You can install the package from PyPI using **`pip`**.

```bash
pip install pytracecall
```

To enable the optional `rich` integration for beautiful tree-like logging, install the `rich` extra:

```bash
pip install "pytracecall[rich]"
```

---

## Usage Examples

### Basic Synchronous Tracing

First, ensure you configure Python's `logging` module to see the output.

```python
import logging
from calltracer import CallTracer

# Configure logging to display DEBUG level messages
logging.basicConfig(
    level=logging.DEBUG,
    format='%(asctime)s - %(message)s',
    datefmt='%H:%M:%S'
)

trace = CallTracer()

@trace
def add(x, y):
    return x + y

add(10, 5)
```

**Output:**
```
21:15:10 - --> Calling add(x=10, y=5)
21:15:10 - <-- Exiting add(x=10, y=5), returned: 15
```

### Advanced Features Showcase

The true power of `pytracecall` lies in its rich configuration.

#### Rich Interactive Trees

For the most intuitive visualization, use the `RichPyTraceHandler`.

**Code (`rex.py`):**
```python
import logging
from calltracer import CallTracer, DFMT, RichPyTraceHandler

# 1. Configure a logger to use the Rich handler exclusively
log = logging.getLogger("rich_demo")
log.setLevel(logging.DEBUG)
log.handlers = [RichPyTraceHandler(overwrite=False)] # `overwrite=False` for append-only tree
log.propagate = False

# 2. Configure the tracer to output JSON for the handler to consume
trace = CallTracer(logger=log, output="json", timing="Mh")

@trace
def fib(n):
    if n <= 1:
        return n
    return fib(n-1) + fib(n-2)

fib(5)
```

**Output:**

![Rich Tree Output](https://raw.githubusercontent.com/alexsemenyaka/calltracer/main/images/demo-rich.png)

#### Call Chain Tracing (`trace_chain`)

Set `trace_chain=True` to see the full context for every call.

```python
trace_with_chain = CallTracer(trace_chain=True)
```

**Output:**

![Trace Chain Output](https://raw.githubusercontent.com/alexsemenyaka/calltracer/main/images/demo-chaining.png)

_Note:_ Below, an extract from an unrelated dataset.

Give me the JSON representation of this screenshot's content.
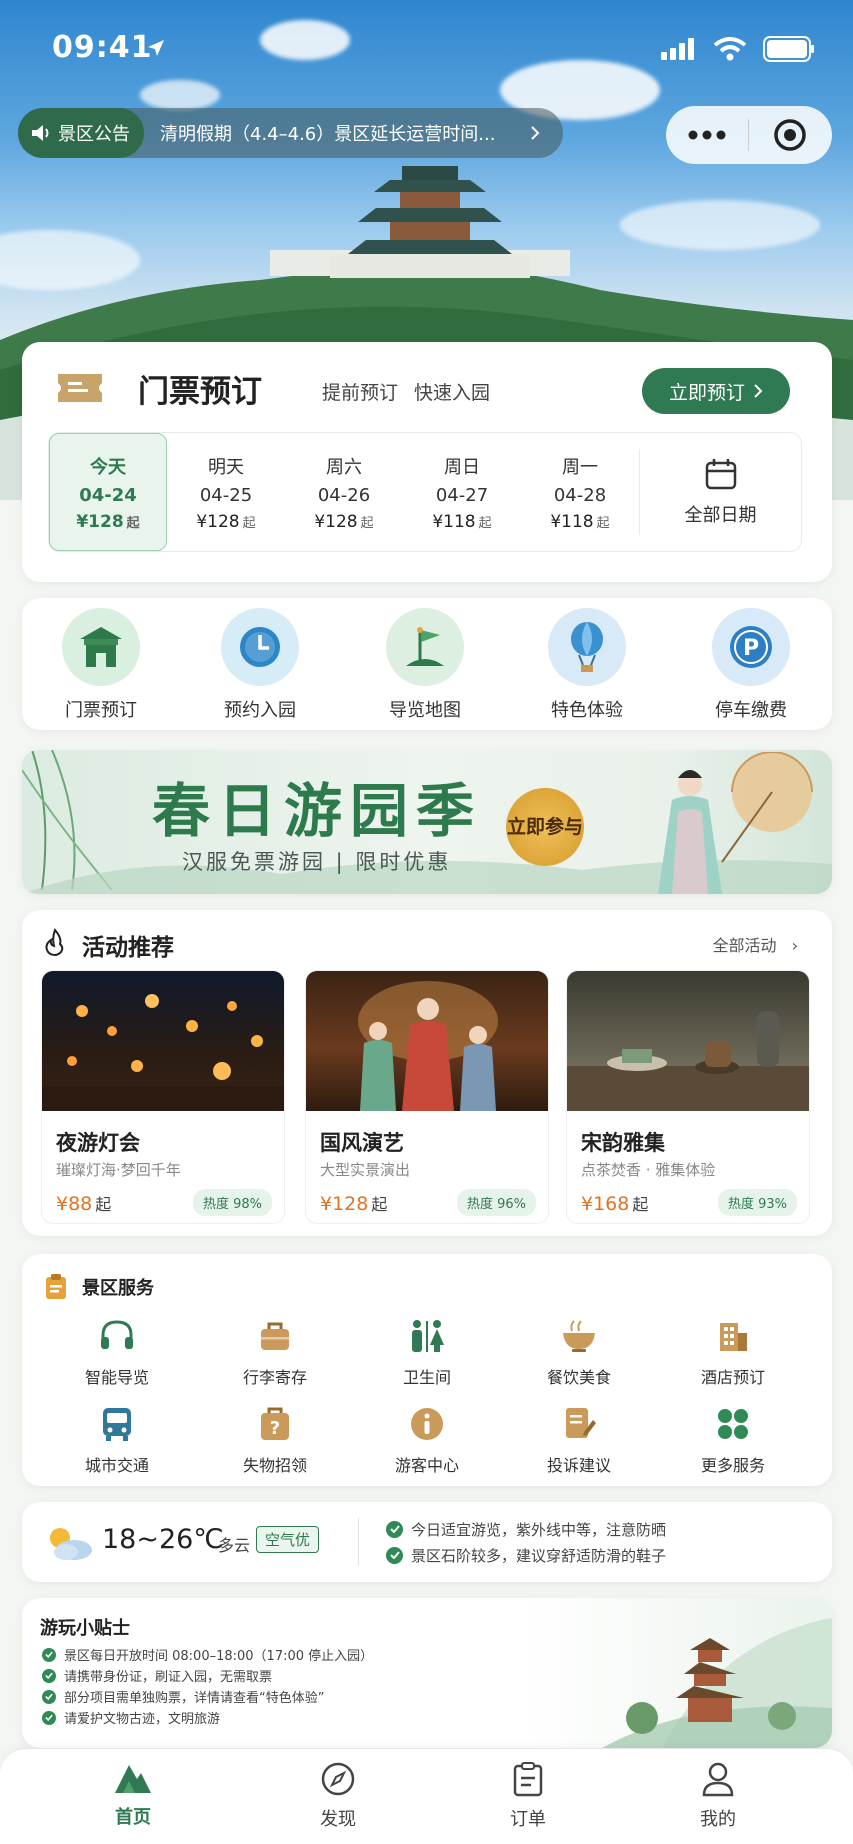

#### Performance Profiling (`timing`)

Measure performance using different clocks. Use **lowercase** for inclusive time and **uppercase** for exclusive time.
**Inclusive** means that the total execution time will be printed, while **exclusive** indicates that the execution
time of the nested functions/methods decorated by the same object will be substraced first (i.e. the execution time of
this only level will be printed). See an example on the screentshot above (in the
[Call Chain Tracing Section](#call-chain-tracing) ).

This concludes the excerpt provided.